On June 21, 2019, the Watch the Oil Tanker Moratorium Act video (Bill C-48) received Royal Assent. The moratorium supports the government’s Oceans Protection Plan, a national strategy to protect Canada’s coasts while growing the economy.
On this page
- Oil products covered by the moratorium
- Amending the schedule of persistent oil products
- Five-year review
- Non-compliance and enforcement
The moratorium prohibits oil tankers carrying more than 12,500 metric tons of crude oil or persistent oil products as cargo from stopping, loading or unloading at ports or marine installations in the moratorium area.
The moratorium covers the area from the Canada/United States border in the north, down to the point on British Columbia’s mainland across from the northern tip of Vancouver Island. It also includes Haida Gwaii. It protects the waters of Dixon Entrance, Hecate Strait and Queen Charlotte Sound. This measure complements the existing voluntary Tanker Exclusion Zone, which has been in place since 1985.
Shipments of less than 12,500 metric tonnes will continue to be allowed to ensure north coast communities and industries can receive critical shipments of heating oils and other petroleum products.
Read the community and industry resupply study for information on the 12,500 metric tonnes threshold.
Oil products covered by the moratorium
The moratorium applies to the shipment of:
- crude oils as defined by the International Convention for the Prevention of Pollution from Ships, and
- related persistent oil products
A list of prohibited persistent oil products is in a schedule to the Act.
Related oil products the moratorium applies to include:
- partially upgraded bitumen
- synthetic crude oil
- petroleum pitch
- slack wax
- Bunker C fuel oil
Related oil products the moratorium does not apply to include:
- liquefied natural gas
- jet fuel
Amending the schedule of persistent oil products
The Governor in Council will have authority under the Act to amend the Schedule of persistent oils through regulation. This would assess:
- the latest science and evidence of how oil products act when spilled
- innovations and technological developments in the transportation of oil
- the state of clean up technology
Environmental safety is the main consideration for amending the list of products covered by the moratorium.
The Act requires a mandatory five-year review of the legislation that will enable the appropriate Committee of Parliament to study the full application of the Act. This review will allow for new information, including evidence on technological and scientific developments to be taken into consideration. It will also require a review of the impacts of the Act on the environment, on social and economic conditions and on the Indigenous peoples of Canada.

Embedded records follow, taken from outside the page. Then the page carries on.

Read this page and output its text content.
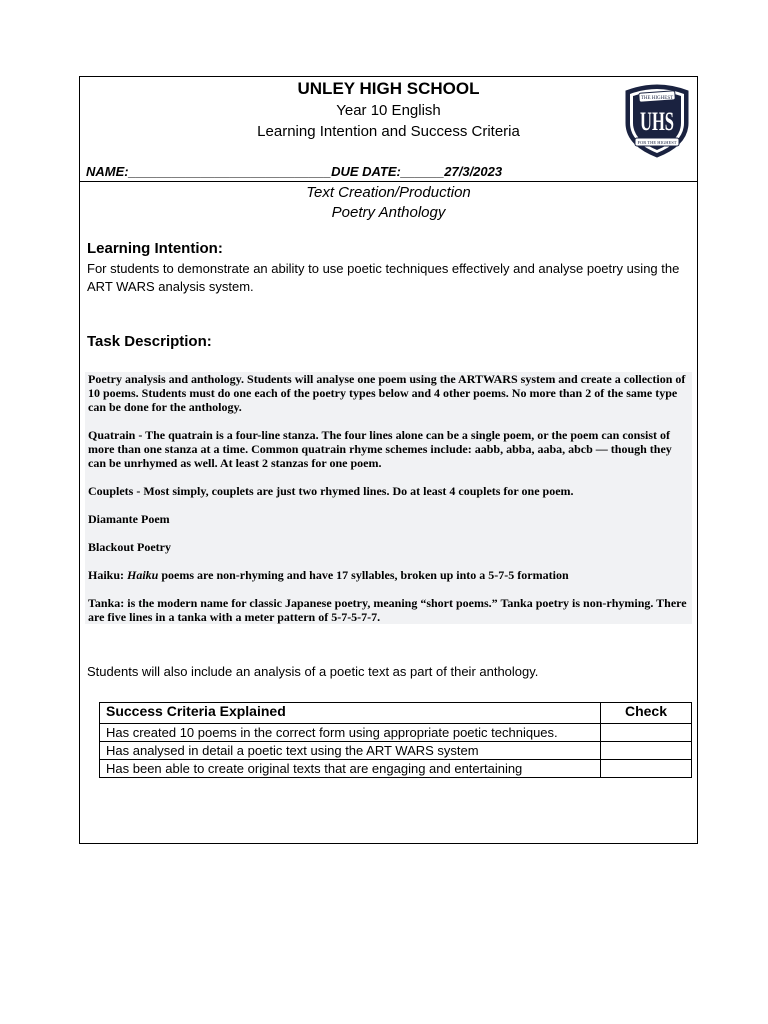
UNLEY HIGH SCHOOL
Year 10 English
Learning Intention and Success Criteria
THE HIGHEST
UHS
FOR THE HIGHEST
NAME:____________________________DUE DATE:______27/3/2023
Text Creation/Production
Poetry Anthology
Learning Intention:
For students to demonstrate an ability to use poetic techniques effectively and analyse poetry using the ART WARS analysis system.
Task Description:

Poetry analysis and anthology. Students will analyse one poem using the ARTWARS system and create a collection of 10 poems. Students must do one each of the poetry types below and 4 other poems. No more than 2 of the same type can be done for the anthology.

Quatrain - The quatrain is a four-line stanza. The four lines alone can be a single poem, or the poem can consist of more than one stanza at a time. Common quatrain rhyme schemes include: aabb, abba, aaba, abcb — though they can be unrhymed as well. At least 2 stanzas for one poem.

Couplets - Most simply, couplets are just two rhymed lines. Do at least 4 couplets for one poem.

Diamante Poem

Blackout Poetry

Haiku: Haiku poems are non-rhyming and have 17 syllables, broken up into a 5-7-5 formation

Tanka: is the modern name for classic Japanese poetry, meaning “short poems.” Tanka poetry is non-rhyming. There are five lines in a tanka with a meter pattern of 5-7-5-7-7.

Students will also include an analysis of a poetic text as part of their anthology.
Success Criteria Explained	Check
Has created 10 poems in the correct form using appropriate poetic techniques.	
Has analysed in detail a poetic text using the ART WARS system	
Has been able to create original texts that are engaging and entertaining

It will provide the opportunity for all interested Indigenous communities, provinces and other stakeholders to express their views after a reasonable period of time with the moratorium in effect.
Non-compliance and enforcement
To demonstrate the seriousness of our commitment to this moratorium, the Act includes an enforcement regime.
Penalties would match the scale of a violation and could reach up to $5 million.